Omega-3 and omega-6 HUFA are released from tissue phospholipids, and they form eicosanoids. The n-3 and n-6 compete during this conversion The resulting hormone-like mediators compete for action at specific receptors found in nearly every tissue of the body. Actions tend to be less vigorous for omega-3 than the omega-6 acids. This is shown by the numbers next to the enzymes and receptors noted in the figures.
Higher proportions of omega-6 in HUFA tissues – – and stronger actions of the hormone-like eicosanoids can shift tissue conditions from healthy physiology to pathophysiology. Omega-3 HUFA act more slowly than omega-6 HUFA with the COX enzymes, making prostaglandins with less harmful outcomes. Also, the EP4 and FP receptors act less vigorously with omega-3 prostaglandins, giving more moderate outcomes.
Leukotrienes act in many different tissues to mediate normal physiology. The slower formaton of the omega-3 LTC5 compared to LTC4 by the LTC synthase (LTCS) moderates events in asthma and bronchopulmonary disorders. Also, weaker BLT receptor action with the omega-3 LTB5 compared to LTB4 moderates many immune-inflammatory events. This is especially important in early events of atherogenesis in cardiovascular disease.

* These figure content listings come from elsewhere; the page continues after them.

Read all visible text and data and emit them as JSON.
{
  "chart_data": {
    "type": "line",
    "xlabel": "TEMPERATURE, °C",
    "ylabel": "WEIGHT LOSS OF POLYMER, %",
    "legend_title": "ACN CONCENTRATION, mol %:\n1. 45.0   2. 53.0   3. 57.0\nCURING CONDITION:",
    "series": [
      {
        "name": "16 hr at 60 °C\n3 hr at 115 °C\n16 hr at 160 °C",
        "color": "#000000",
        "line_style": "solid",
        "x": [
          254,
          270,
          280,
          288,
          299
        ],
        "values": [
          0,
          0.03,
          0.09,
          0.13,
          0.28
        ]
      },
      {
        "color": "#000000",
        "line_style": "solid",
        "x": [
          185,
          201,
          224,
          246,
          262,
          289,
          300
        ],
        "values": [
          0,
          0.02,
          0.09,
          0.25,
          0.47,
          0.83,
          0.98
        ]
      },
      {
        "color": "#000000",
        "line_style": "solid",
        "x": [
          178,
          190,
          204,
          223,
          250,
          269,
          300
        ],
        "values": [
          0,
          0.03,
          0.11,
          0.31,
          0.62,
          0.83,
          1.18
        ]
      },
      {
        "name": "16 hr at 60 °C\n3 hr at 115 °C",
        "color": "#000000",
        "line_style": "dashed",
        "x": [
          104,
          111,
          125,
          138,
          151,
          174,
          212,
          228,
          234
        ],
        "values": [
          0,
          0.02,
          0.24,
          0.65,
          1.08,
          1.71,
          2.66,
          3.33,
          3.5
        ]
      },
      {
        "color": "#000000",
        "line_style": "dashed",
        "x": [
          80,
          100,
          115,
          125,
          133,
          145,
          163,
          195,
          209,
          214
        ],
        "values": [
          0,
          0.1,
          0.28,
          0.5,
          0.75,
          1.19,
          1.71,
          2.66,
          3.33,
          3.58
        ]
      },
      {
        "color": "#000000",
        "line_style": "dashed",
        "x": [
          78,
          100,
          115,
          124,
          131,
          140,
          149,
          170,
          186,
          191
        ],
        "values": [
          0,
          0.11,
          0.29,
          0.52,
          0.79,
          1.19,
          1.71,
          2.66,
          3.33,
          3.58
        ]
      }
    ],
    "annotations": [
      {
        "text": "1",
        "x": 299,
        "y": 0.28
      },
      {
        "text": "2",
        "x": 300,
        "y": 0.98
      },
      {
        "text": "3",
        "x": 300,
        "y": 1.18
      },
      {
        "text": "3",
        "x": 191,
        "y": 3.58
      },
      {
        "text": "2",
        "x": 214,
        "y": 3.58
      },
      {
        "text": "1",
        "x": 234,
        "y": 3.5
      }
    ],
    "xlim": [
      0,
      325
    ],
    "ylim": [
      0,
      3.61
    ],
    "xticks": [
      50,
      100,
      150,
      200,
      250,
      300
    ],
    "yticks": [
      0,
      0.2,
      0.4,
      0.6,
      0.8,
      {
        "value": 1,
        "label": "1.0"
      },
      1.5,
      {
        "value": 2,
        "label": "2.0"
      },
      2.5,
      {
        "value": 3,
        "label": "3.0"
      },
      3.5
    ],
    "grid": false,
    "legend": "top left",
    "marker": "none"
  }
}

Excessive omega-6 eicosanoid actions occur during thrombosis and arrhythmia of heart attacks and inflammatory/immune processes of atherosclerosis, arthritis, asthma, and tumor development as well as behavior disorders of depression and suicide. Thrombosis in heart attacks is caused by too much action of omega-6 mediators in blood platelets. As the % omega-6 in HUFA ranges from 25% to 85%, the associated mortality rates for coronary heart disease (CHD) range from 20 to 200 per 100,000 people.